Not to be outdone, Google Inc (NASDAQ:GOOG)’s ‘We’re all Storytellers’ commercial attempts to personalize the search engine by showing the story of an apparently budding young film-makers using Google to solve problems related to the movie(s) that they’re shooting. It’s a simpler and less diverse piece, but one intended to be touching rather than epic in scale.

Forbes magazine recently argued that the Google advert inspires action, while the Apple commercial merely incites envy. The writer correctly acknowledges that Apple is positioning its products as aspirational by attempting to associate them with a series of activities that most of us will never conceivably be involved in, but asserts that “aspirational only work if it is attainable”, and criticized the elitism implied by Apple. I would disagree profoundly with this.

Apple “Your Verse”:

Google “We’re All Storytellers”:

The Apple niche

Apple has carved its niche out in the market precisely by making its device seem elitist. The Google commercial attempts to make Google Inc (NASDAQ:GOOG) seem a nifty and almost cosy part of everyday family life. Apple Inc. (NASDAQ:AAPL) positions the iPad Air as something that people use who wish to break off the shackles of workaday existence. Of course, buying a tablet computer is not particularly likely to actually help with this!
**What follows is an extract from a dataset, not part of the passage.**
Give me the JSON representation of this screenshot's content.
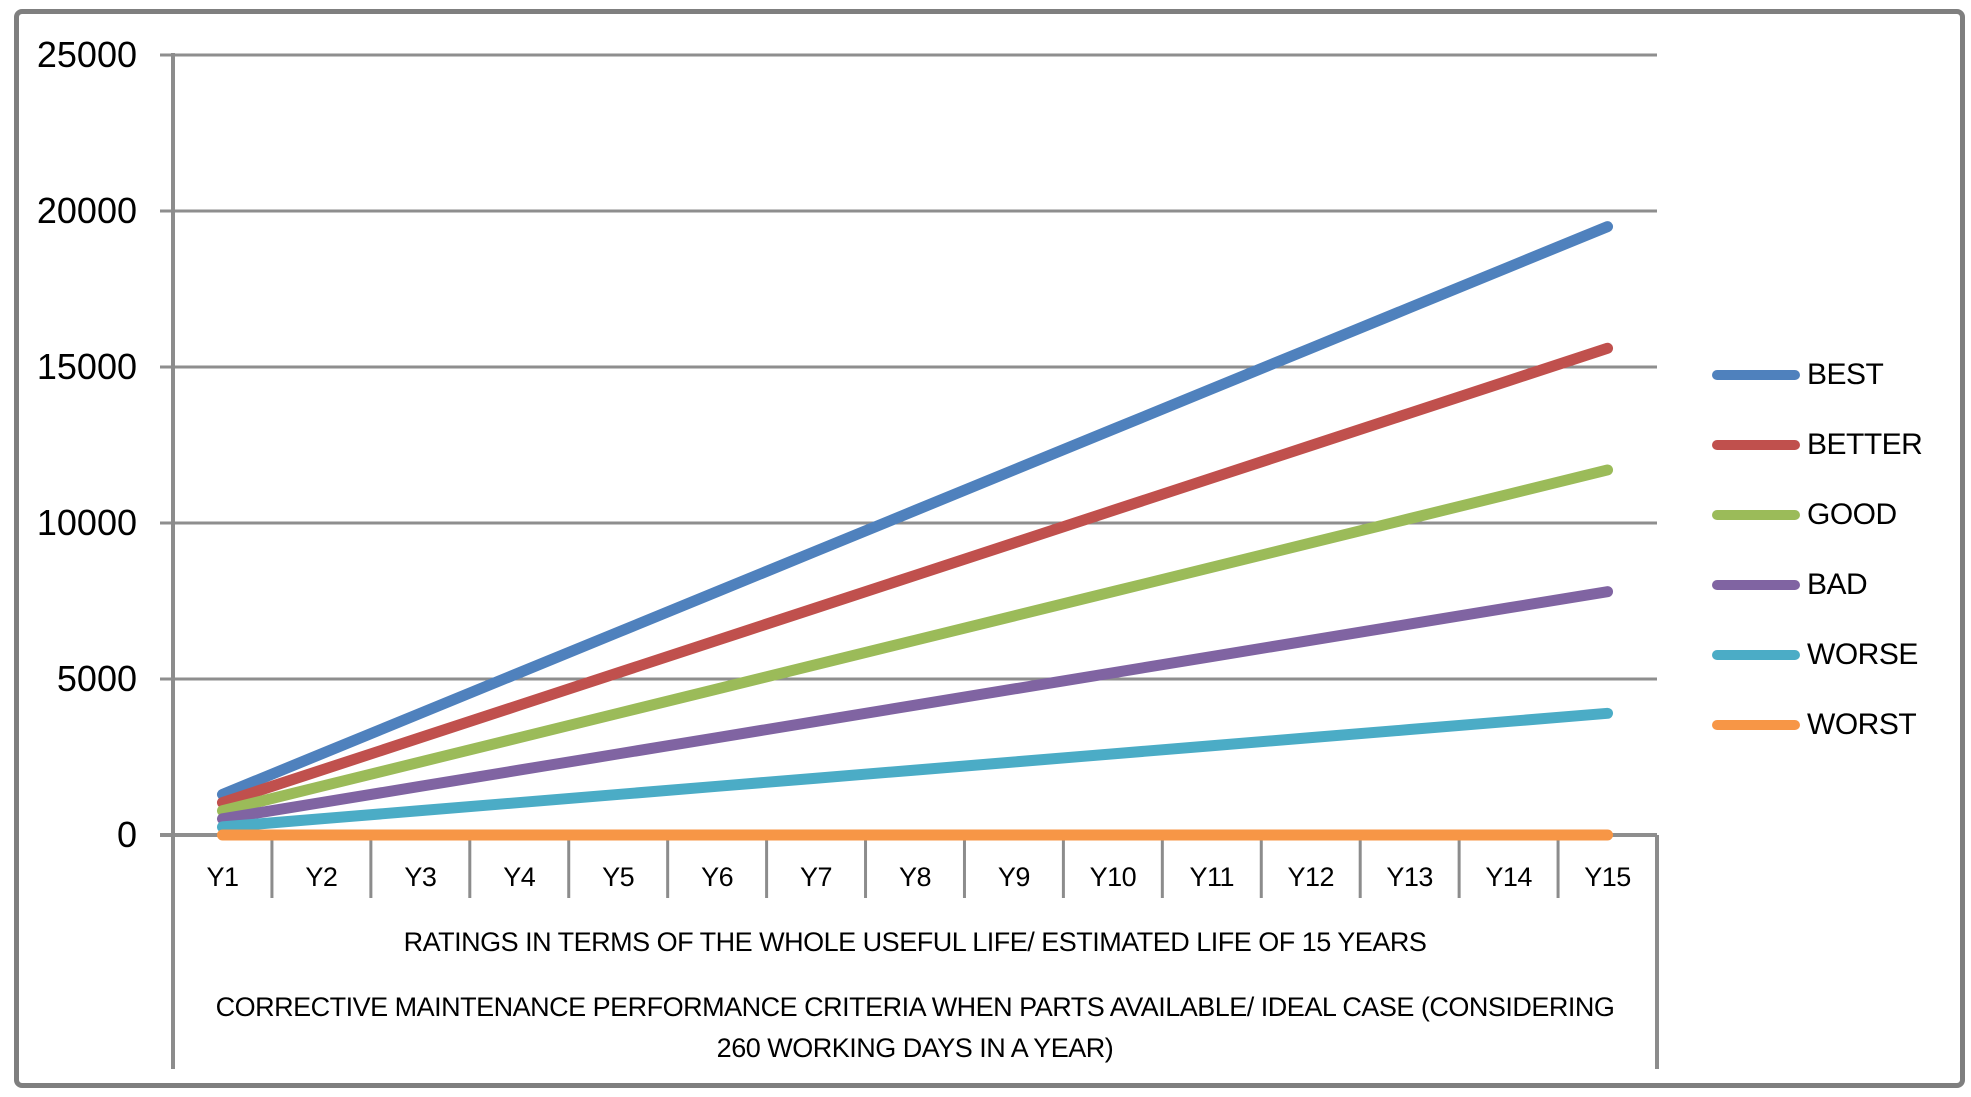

Both approaches are entirely logical given the brand identity that Google and Apple have already established. But it’s wrong to suggest that Apple has alienated its audience by appearing too snooty. With many more affordable devices available on the market than those produced by Apple, it seems essential for them to continue to mark their products out as premium and aspirational, even if it alienates some people.